Je connais, dans ce rayon, un homme qui, à peine rentré de son bureau, se lance dans des travaux de jardinage jusque tard dans la nuit. Désirant lui manifester ma reconnaissance pour le beau paysage qu'il dessine, saison après saison, dans les alentours de ma maison, je lui ai offert L'homme qui plantait des arbres de Giono. J'ai cherché à connaître, par la suite, son jugement sur le personnage que, secrètement, j'appelais son alter ego, mais il se refusa à toute autre parole que celles, coutumières, sur le temps, les semis ou les insectes ravageurs. De ces conversations, je tirai la leçon que son dada était de défricher, sarcler, fumer, etc., et non pas de lire, méditer et tirer des leçons.
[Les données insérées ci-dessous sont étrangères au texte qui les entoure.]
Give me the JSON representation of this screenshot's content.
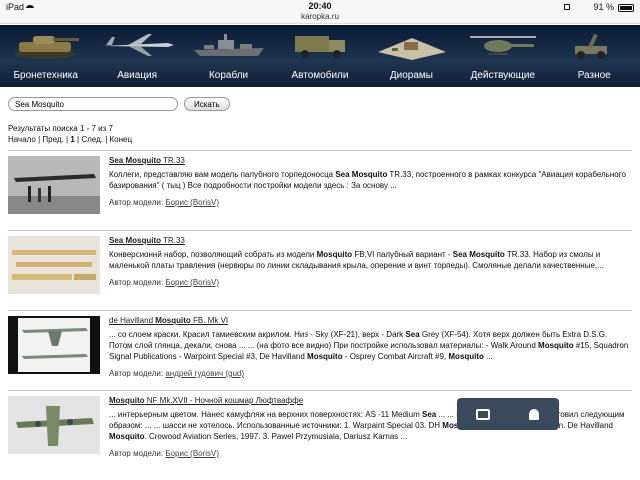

Il m'abandonnait ce dada studieux. Il n'avait pas besoin, pour se consacrer à son activité, de se prendre pour le héros de notre temps très écolo et de se voir magnifié par la littérature; sa marotte lui suffisait. Il aurait laissé en plan le monde entier pour aller repiquer un plant d'arbre ou arroser ses parterres de pétunias.

Je ne sais s'il parviendra à faire reverdir notre colline, mais son idée fixe est si bien piquée et enracinée en lui que, jusqu'à ses dernières forces, j'en ai la certitude, il continuera à lutter contre la désertification galopante qui, hélas ! semble être le cheval donné pour favori dans le champ de course planétaire. Certains considèrent qu'il est surtout piqué, mais qu'importe si, grâce à sa douce folie, s'épanouissent sous ses doigts frondaisons ombrageuses et fleurs aux pétales d'un velouté de joue d'enfant !

Il y a des dadas moins sympathiques, comme celui d'une autre voisine qui, elle, a la manie de la leçon à administrer et non pas à tirer : je l'aurais souhaitée pâtissière et supportée cancanière avec langue de vipère à l'occasion, mais les difficultés scolaires de ses enfants l'ont transformée en pédagogue à tout crin et donc harassante au possible. Avant même que je n'esquisse mon salut de politesse, en la croisant dans l'escalier, elle a déjà enfourché son dada et s'est lancée dans un discours en trois points, quatre citations et cinq exemples sur la meilleure technique pour composer mes propos et les « communiquer »... Heureusement que je me garde de l'écouter trop longtemps, car elle me ferait perdre le goût de cultiver mon propre jardinet.